I’m sure I’ll see this in Rorty once I start him, because practically I began thinking like a pragmatist back in 2005, when I had to imitate Bernstein’s manner of thinking in order to follow him (learned the steps of his intellectual dance). That is the only way to understand philosophy as such. Since then I’ve applied Bernstein’s ideas and style to many problems – including design problems and political problems I’ve encountered at work. I’ve also found that same style of thought in Wittgenstein and the smattering of pragmatist thought I’ve read. Now I am interested in learning the vocabulary and the ethics of the pragmatist community.

*

I’ve worked intensely and uninterruptedly for 40 months, to be able to say this (relatively) clearly: Hermeneutics is spiritual pragmatism. By spirit, I mean the intellect, but not the intellect that is the mental dimension of an essentially corporeal reality. Spirit is intellect acknowledged as the ground of reality.

Reading hermeneutically is navigating the author’s subjectivity by the objects of his inquiries. The real goal of hermeneutics is not to acquire facts, nor even to uncover the structure by which the author orders his factual reality, but rather to learn to think with the author through his work, and eventually to be able to approach problems as the author would approach them. Such practical knowledge cannot be transferred mind-to-mind across the membrane of individual subjectivities as reflective theoretical knowledge can.
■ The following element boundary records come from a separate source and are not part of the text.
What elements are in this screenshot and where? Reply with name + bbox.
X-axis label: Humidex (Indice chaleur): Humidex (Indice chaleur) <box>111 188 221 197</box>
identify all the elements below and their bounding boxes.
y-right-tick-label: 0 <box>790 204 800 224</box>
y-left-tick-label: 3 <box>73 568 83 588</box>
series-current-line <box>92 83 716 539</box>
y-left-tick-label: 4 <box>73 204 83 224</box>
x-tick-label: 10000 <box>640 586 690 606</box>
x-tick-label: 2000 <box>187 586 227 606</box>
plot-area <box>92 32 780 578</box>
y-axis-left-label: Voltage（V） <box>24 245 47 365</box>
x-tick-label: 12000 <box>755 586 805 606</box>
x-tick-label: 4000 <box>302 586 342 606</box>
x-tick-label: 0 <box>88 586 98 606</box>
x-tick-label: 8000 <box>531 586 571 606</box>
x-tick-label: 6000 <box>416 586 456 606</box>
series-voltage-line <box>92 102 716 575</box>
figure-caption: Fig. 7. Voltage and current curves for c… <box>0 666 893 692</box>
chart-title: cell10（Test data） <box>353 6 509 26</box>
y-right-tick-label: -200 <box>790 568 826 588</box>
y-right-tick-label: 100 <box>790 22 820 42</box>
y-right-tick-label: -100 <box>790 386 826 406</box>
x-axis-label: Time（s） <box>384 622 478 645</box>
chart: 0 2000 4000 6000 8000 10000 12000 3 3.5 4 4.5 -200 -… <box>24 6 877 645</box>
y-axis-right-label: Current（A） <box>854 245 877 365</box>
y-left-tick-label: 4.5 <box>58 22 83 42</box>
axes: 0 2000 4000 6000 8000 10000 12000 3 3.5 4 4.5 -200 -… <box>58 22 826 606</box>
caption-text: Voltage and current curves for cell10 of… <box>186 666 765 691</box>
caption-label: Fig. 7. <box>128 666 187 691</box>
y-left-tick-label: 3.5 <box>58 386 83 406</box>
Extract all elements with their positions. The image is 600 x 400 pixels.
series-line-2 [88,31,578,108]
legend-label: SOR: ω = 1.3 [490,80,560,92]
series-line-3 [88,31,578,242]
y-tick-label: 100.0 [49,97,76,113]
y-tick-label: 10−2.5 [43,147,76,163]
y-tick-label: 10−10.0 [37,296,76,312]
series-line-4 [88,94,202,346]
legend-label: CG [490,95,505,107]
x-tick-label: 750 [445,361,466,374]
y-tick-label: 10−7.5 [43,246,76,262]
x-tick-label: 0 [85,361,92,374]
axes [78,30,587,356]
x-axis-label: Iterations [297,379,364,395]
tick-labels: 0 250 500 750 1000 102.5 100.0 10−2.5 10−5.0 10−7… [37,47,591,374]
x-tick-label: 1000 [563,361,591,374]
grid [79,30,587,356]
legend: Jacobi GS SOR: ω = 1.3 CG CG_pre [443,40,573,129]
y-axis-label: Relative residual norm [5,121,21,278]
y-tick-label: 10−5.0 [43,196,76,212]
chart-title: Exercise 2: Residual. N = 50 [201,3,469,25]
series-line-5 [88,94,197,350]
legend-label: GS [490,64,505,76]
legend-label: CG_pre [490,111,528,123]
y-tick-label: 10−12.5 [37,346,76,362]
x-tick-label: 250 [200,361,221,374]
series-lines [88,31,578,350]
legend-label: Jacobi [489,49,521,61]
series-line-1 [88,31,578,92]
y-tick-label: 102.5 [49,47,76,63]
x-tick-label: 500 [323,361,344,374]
It requires gradual merging of wills, until one’s intellectual movements spontaneously mirror or at least play off the movements of the other, and understanding flows in without sharp anomalies or blurry romantic notions.

Hermeneutics is intellectual dance; it is spiritual pragmatism; and it is trans-subjective transcendental phenomenology. It all takes place in the borders between whole and part, mastery and tentative participation, insidedness and outsidedness, in knowing how to know when you do not yet know, and knowing the kinds of knowing one might have or not yet expect.

I set out to account for what it was exactly that Nietzsche did to me. He taught me the dance of dances.

Charlie Kaufman’s Adaptation

Charlie Kaufman’s Adaptation is a poetic demonstration of Gadamerian historicity. It is a self-interpretive narrative experienced from the inside, degrading retroactively as it unfolds into the future, always faithful to the truth of the utter faithlessness of memory. The content of memory might be the past, but its sole allegiance is to the future.

Kaufman is the best philosophical filmmaker I know of. He seems gimmicky because his urgency is rare, and his ingenuity is distracting.